Christophe Lemaitre – Transities en gestolde processen
De kunstenaar Christophe Lemaitre was curator was van de Parijse tentoonstelling La vie et la mort des œuvres d’art, die was gewijd aan kunst die niet meer als zodanig gezien wordt. Het maakt hem tot een deskundige als het gaat om de vergankelijkheid van kunst als object en als idee.
I De tentoonstelling
Laurens Otto: Er is op dit moment uit verschillende hoeken interesse in het Nachleben van het kunstwerk. Wat ben je tijdens je onderzoek tegengekomen?
Christophe Lemaitre: ‘Zowel kunstenaars, als curators, onderzoekers en instituties hebben zich de afgelopen jaren geïnteresseerd in objecten die kunstwerken waren, maar het niet meer zijn.
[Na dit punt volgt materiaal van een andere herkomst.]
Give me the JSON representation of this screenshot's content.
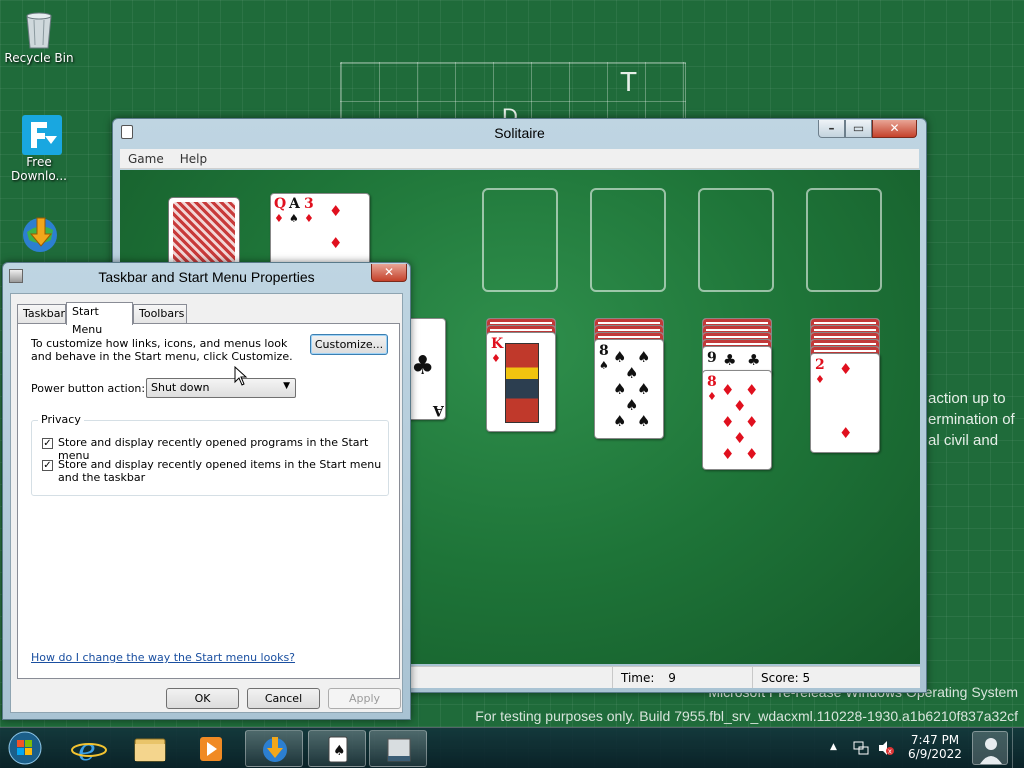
{
  "desktop": {
    "icons": [
      {
        "label": "Recycle Bin"
      },
      {
        "label": "Free\nDownlo..."
      },
      {
        "label": ""
      }
    ],
    "background_letters": [
      "T",
      "D"
    ],
    "background_text": {
      "line1": "action up to",
      "line2": "ermination of",
      "line3": "al civil and"
    },
    "watermark": {
      "line1": "Microsoft Pre-release Windows Operating System",
      "line2": "For testing purposes only. Build 7955.fbl_srv_wdacxml.110228-1930.a1b6210f837a32cf"
    }
  },
  "solitaire": {
    "title": "Solitaire",
    "menu": [
      "Game",
      "Help"
    ],
    "waste": [
      {
        "rank": "Q",
        "suit": "♦",
        "color": "red"
      },
      {
        "rank": "A",
        "suit": "♠",
        "color": "black"
      },
      {
        "rank": "3",
        "suit": "♦",
        "color": "red"
      }
    ],
    "tableau": [
      {
        "rank": "A",
        "suit": "♣",
        "color": "black"
      },
      {
        "rank": "K",
        "suit": "♦",
        "color": "red"
      },
      {
        "rank": "8",
        "suit": "♠",
        "color": "black"
      },
      {
        "rank": "9",
        "suit": "♣",
        "color": "black"
      },
      {
        "rank": "8",
        "suit": "♦",
        "color": "red"
      },
      {
        "rank": "2",
        "suit": "♦",
        "color": "red"
      }
    ],
    "status": {
      "time_label": "Time:",
      "time_value": "9",
      "score_label": "Score:",
      "score_value": "5"
    }
  },
  "dialog": {
    "title": "Taskbar and Start Menu Properties",
    "tabs": [
      "Taskbar",
      "Start Menu",
      "Toolbars"
    ],
    "active_tab": "Start Menu",
    "description": "To customize how links, icons, and menus look and behave in the Start menu, click Customize.",
    "customize_button": "Customize...",
    "power_label": "Power button action:",
    "power_value": "Shut down",
    "privacy_label": "Privacy",
    "checkbox1": "Store and display recently opened programs in the Start menu",
    "checkbox2": "Store and display recently opened items in the Start menu and the taskbar",
    "help_link": "How do I change the way the Start menu looks?",
    "ok": "OK",
    "cancel": "Cancel",
    "apply": "Apply"
  },
  "taskbar": {
    "time": "7:47 PM",
    "date": "6/9/2022"
  },
  "colors": {
    "desktop": "#1f6b3a",
    "felt": "#1e7438",
    "card_red": "#e0101e",
    "link": "#1a4fa0"
  }
}
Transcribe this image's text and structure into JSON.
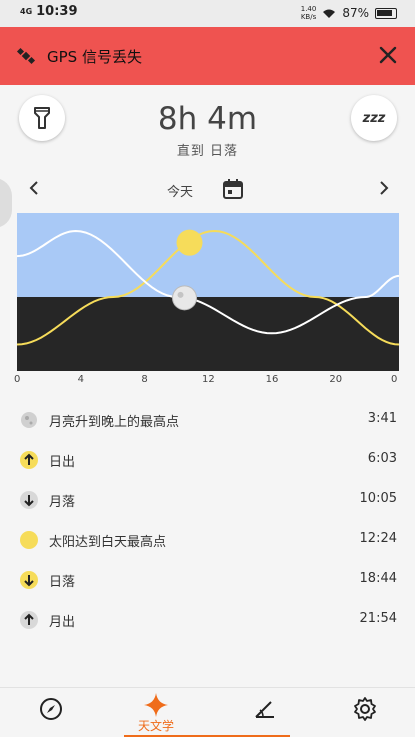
{
  "status_bar": {
    "network": "4G",
    "time": "10:39",
    "net_speed_top": "1.40",
    "net_speed_bottom": "KB/s",
    "battery": "87%"
  },
  "banner": {
    "text": "GPS 信号丢失",
    "icon": "satellite-icon",
    "color": "#ef5350"
  },
  "header": {
    "duration": "8h 4m",
    "subtitle": "直到 日落",
    "left_button_icon": "flashlight-icon",
    "right_button_text": "zzz"
  },
  "date_nav": {
    "label": "今天",
    "prev_icon": "chevron-left-icon",
    "next_icon": "chevron-right-icon",
    "calendar_icon": "calendar-icon"
  },
  "chart_data": {
    "type": "line",
    "x_ticks": [
      "0",
      "4",
      "8",
      "12",
      "16",
      "20",
      "0"
    ],
    "xlim": [
      0,
      24
    ],
    "colors": {
      "sky": "#a9c9f6",
      "night": "#262626",
      "sun": "#f6dc5a",
      "moon": "#ffffff"
    },
    "series": [
      {
        "key": "sun",
        "values": [
          [
            0,
            -0.72
          ],
          [
            6.05,
            0
          ],
          [
            12.4,
            1.0
          ],
          [
            18.73,
            0
          ],
          [
            24,
            -0.72
          ]
        ]
      },
      {
        "key": "moon",
        "values": [
          [
            0,
            0.62
          ],
          [
            3.68,
            1.0
          ],
          [
            10.08,
            0
          ],
          [
            16.0,
            -0.55
          ],
          [
            21.9,
            0
          ],
          [
            24,
            0.32
          ]
        ]
      }
    ],
    "current_time": 10.65
  },
  "events": [
    {
      "label": "月亮升到晚上的最高点",
      "time": "3:41",
      "icon": "moon-phase-icon"
    },
    {
      "label": "日出",
      "time": "6:03",
      "icon": "sunrise-icon"
    },
    {
      "label": "月落",
      "time": "10:05",
      "icon": "moonset-icon"
    },
    {
      "label": "太阳达到白天最高点",
      "time": "12:24",
      "icon": "sun-icon"
    },
    {
      "label": "日落",
      "time": "18:44",
      "icon": "sunset-icon"
    },
    {
      "label": "月出",
      "time": "21:54",
      "icon": "moonrise-icon"
    }
  ],
  "bottom_nav": {
    "active_label": "天文学",
    "accent": "#ef6c1a",
    "items": [
      "compass-icon",
      "astronomy-icon",
      "angle-icon",
      "settings-icon"
    ]
  }
}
Ik denk aan het Salvage Art Institute, A Theater Of De-Creation van Pierre Bal-Blanc [nu co-curator van de documenta XIV — LO], de als vitrine ingerichte tentoonstelling Keeping Is Not Collecting, en The Gallery of Lost Art van het Tate Modern.’
Kun je om te beginnen iets vertellen over de werken die je in je tentoonstelling bijeen hebt gebracht?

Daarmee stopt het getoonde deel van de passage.